Phil Collins became an alcoholic because he had too much spare time on his hands.
The 65-year-old singer-songwriter – who started drinking heavily following the collapse of his nine-year marriage to Orianne Cevey in the late 2000s – has confessed he "nearly died" after his drinking problem left him hospitalised with acute pancreatitis.
He said: "My organs were kind of f****d. It was spirits, corrosive stuff."
Phil explained that he was initially able to justify his excessive drinking to himself, before he realised it had become a serious problem.
He told the Sunday Times newspaper that he was saying to himself that he "deserved a break in my life where I could do anything, whatever I wanted".
However, in an extract from his autobiography ‘Not Dead Yet’, Phil said that alcoholism hit him at that stage in time because he had too much free time.
He writes: "It took me until the age of 55 to become an alcoholic.
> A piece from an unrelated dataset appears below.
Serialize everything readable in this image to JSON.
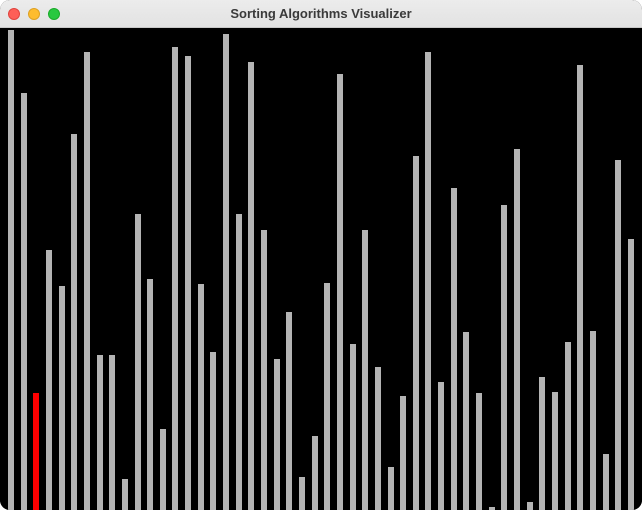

I got through the heady 1960s, the trippy 1970s, the imperial 1980s, the busy 1990s. I was retired, content, and then I fell. Because I suddenly had too much time on my hands."
Meanwhile, Phil also opened up about the controversial break-up from his second wife Jill Tavelman, in 1996, denying that he revealed his plan to divorce her via fax.
Phil said: "The implication was that I was saying ‘Hello darling, I want a divorce’. That wasn’t the case.
"We had discussed that on the phone and probably in person. I was [on tour] in Frankfurt, trying to get through [to his then home in Sussex]. The phone kept going down so I sent a fax from the dressing room. All I know is that I have never asked for a divorce by fax."